# oh fuck you very much



## hampton.mc

Two men are arguing:
‘So I was right, it is about that. You are just an overrated loser.’
‘Oh fuck you very much!’

Comment rendre en français ce "jeu de mot" ?
Any ideas?


----------



## Juan Jacob Vilalta

Oh, nique ta mère beaucoup !
Oh, encule-toi bien !
Oh, ta race bien !

More to come, I guess.


----------



## Buududu

'Fuck' est une mot mal.


----------



## hampton.mc

The two men are in their mid-forties in a fancy party and supposedly quite civilized, somehow your proposals sound a bit too crude.


----------



## Madeso

Fuck est très grossier. Le "jeu de mots" est évidemment 'fuck"  au lieu de "thank"
Je suggère (pardonnez la grossièreté) "Si je vous baise, bien le merci" c'est du niveau de la phrase anglaise. Ne dites pas ce genre de mot trop facilement....


----------



## Juan Jacob Vilalta

hampton.mc said:


> The two men are in their mid-forties in a fancy party and supposedly quite civilized, somehow your proposals sound a bit too crude.


 
Well, _fuck you_ indeed is crude, even for civilized people. Even if they are friends...


----------



## Seeda

Je trouve un peu que le jeu de mot n'est déjà pas terrible en anglais, non pas à cause de la vulgarité, mais du fait qu'il se situe au début de la phrase et pas à la fin, donc je ne sais pas si on pourra faire des prouesses pour le rendre en français. Je suggère simplement : _Oh mais je t'emmerde du fond du coeur (tu sais)_.


----------



## Cath.S.

Mon essai :
_Monsieur est trop con._


----------



## Madeso

"Monsieur est trop con" C'est bien trouvé, je ne vois pas mieux!


----------



## hampton.mc

Juan Jacob Vilalta said:


> Well, _fuck you_ indeed is crude, even for civilized people. Even if they are friends...

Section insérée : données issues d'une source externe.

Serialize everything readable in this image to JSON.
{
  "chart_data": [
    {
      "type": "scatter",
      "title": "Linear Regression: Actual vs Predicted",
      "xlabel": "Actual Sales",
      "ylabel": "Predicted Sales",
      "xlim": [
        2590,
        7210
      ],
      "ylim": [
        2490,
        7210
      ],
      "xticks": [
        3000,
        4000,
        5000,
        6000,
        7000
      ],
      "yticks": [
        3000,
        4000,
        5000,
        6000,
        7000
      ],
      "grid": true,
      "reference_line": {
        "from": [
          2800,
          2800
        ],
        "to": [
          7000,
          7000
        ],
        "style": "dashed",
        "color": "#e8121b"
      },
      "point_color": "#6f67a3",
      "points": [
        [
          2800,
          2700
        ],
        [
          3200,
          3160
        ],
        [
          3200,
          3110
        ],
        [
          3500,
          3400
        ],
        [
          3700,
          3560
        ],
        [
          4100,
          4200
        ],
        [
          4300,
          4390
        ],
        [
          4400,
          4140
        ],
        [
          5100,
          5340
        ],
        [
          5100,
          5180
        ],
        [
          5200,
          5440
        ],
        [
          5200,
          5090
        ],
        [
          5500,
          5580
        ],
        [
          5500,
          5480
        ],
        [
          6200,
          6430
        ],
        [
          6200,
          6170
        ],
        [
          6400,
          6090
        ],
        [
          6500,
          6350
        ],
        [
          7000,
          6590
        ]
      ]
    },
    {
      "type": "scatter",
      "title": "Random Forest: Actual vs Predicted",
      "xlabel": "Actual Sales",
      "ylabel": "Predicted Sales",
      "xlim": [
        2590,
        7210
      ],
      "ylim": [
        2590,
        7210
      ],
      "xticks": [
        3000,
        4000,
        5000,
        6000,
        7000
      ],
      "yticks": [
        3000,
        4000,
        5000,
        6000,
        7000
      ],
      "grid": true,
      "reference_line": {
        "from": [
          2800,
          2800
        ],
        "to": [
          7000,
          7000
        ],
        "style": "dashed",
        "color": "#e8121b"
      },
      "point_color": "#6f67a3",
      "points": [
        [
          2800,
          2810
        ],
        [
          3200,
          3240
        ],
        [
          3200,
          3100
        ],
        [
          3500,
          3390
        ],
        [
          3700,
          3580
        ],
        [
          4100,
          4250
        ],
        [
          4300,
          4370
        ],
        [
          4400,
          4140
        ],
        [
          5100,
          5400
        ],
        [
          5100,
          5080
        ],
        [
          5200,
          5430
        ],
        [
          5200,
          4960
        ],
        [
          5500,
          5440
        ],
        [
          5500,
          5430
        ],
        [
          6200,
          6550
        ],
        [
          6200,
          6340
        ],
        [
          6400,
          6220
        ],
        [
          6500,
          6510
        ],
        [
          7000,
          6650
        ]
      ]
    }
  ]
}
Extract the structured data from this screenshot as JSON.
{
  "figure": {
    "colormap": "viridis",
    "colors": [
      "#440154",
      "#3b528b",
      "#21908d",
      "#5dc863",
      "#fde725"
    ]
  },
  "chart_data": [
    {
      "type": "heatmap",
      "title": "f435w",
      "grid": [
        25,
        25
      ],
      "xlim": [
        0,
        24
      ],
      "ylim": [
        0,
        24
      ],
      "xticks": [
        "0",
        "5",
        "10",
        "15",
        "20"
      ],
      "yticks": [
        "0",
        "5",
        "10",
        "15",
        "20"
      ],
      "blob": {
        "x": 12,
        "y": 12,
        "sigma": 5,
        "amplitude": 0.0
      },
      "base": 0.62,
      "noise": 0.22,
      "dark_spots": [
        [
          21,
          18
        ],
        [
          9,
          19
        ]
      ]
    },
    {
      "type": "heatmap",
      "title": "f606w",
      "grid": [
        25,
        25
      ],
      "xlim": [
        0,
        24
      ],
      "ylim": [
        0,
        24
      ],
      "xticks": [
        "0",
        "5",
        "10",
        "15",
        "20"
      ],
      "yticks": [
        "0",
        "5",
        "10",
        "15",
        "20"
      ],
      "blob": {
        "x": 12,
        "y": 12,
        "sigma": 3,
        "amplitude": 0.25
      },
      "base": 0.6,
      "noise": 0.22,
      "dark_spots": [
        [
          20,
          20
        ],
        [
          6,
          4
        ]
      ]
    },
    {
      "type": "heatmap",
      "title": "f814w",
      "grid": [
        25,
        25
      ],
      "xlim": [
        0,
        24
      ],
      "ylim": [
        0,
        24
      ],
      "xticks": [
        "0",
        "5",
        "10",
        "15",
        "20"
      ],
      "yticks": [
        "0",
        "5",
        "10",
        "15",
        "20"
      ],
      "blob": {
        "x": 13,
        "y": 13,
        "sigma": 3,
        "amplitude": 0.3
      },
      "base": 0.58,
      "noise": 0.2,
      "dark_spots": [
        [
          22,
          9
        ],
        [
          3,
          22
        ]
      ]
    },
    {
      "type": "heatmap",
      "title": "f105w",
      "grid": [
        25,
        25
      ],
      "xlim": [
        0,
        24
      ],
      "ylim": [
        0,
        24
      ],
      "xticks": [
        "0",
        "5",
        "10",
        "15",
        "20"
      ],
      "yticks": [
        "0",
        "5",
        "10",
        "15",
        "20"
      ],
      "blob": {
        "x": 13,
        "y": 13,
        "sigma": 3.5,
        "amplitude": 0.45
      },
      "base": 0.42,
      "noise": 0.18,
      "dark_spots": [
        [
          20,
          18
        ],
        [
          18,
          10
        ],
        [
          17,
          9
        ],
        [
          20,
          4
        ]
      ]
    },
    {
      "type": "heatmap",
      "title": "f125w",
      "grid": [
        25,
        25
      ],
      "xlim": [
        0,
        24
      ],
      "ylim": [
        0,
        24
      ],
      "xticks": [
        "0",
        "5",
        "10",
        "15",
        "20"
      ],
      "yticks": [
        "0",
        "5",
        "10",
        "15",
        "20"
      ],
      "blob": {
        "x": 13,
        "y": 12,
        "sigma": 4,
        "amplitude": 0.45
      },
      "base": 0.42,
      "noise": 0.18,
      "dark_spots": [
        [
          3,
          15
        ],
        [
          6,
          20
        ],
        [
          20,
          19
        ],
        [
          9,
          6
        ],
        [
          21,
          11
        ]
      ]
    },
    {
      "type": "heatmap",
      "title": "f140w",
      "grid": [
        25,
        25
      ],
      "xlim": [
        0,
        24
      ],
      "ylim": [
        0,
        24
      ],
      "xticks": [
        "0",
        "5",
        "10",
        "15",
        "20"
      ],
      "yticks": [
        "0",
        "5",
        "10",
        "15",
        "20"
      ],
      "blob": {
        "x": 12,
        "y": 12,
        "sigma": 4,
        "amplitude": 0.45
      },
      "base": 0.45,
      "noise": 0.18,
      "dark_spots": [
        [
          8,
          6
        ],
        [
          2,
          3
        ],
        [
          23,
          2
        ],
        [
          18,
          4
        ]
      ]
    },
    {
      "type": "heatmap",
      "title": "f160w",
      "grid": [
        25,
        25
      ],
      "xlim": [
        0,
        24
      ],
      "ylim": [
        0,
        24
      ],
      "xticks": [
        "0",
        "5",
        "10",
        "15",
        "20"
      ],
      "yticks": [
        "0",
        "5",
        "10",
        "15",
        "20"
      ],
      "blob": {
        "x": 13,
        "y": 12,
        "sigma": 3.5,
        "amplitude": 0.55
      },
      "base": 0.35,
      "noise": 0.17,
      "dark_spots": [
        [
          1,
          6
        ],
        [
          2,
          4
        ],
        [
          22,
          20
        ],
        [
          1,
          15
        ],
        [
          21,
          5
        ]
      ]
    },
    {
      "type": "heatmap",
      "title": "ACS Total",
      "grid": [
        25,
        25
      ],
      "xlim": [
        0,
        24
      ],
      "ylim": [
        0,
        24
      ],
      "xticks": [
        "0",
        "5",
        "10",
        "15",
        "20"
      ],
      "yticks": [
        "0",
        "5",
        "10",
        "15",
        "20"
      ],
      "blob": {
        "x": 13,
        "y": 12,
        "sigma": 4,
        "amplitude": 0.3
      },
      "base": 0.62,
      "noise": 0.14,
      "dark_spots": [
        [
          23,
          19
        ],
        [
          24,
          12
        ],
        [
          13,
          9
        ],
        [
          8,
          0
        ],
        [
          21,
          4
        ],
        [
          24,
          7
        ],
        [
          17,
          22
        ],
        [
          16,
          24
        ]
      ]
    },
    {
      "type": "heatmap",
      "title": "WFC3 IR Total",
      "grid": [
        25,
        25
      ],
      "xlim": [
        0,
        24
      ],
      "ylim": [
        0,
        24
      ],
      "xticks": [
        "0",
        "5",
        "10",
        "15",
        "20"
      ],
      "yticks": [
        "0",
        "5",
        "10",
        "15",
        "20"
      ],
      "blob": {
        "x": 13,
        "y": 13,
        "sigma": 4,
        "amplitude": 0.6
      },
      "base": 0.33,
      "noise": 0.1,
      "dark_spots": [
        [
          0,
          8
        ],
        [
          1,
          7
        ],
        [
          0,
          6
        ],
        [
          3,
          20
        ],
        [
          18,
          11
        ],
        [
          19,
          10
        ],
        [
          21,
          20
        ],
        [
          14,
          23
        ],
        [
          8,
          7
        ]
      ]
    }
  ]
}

Still, "fuck" could be said in almost all social circles whereas:
Oh, nique ta mère beaucoup !
Oh, encule-toi bien !
Oh, ta race bien !
reste en France un vocabulaire de jeunes de banlieue.

I think that Seeda and Cath S' suggestions fit the context better.


----------



## hampton.mc

True 

Thank you all


----------



## pointvirgule

_Merde-ci beaucoup._


----------



## hampton.mc

Merde-ci beaucoup... Spot on
Mer*ci* beaucoup


----------



## Cath.S.

pointvirgule said:


> _Merde-ci beaucoup._


Trop *b*on.


----------



## Nicomon

Cath.S. said:


> Trop *b*on.


  Je plussoie.


----------



## LART01

je vous remer-chie du fond du cul ( fanny...I mean funny, right?)


----------



## hampton.mc

Joli  mais un peu trop imagé pour mon contexte


----------



## Jasmine tea

Mille mercu.


----------



## florence a

Je suis sûre que Helen Mirren dit ça à un moment dans le film "State of Play" (le remake américain du téléfilm anglais), il faudrait voir le sous-titrage, pas le temps de chercher, là, désolée!


----------



## Laurie.Cocoon

Seeda said:


> Je trouve un peu que le jeu de mot n'est déjà pas terrible en anglais, non pas à cause de la vulgarité, mais du fait qu'il se situe au début de la phrase et pas à la fin, donc je ne sais pas si on pourra faire des prouesses pour le rendre en français. Je suggère simplement : _Oh mais je t'emmerde du fond du coeur (tu sais)_.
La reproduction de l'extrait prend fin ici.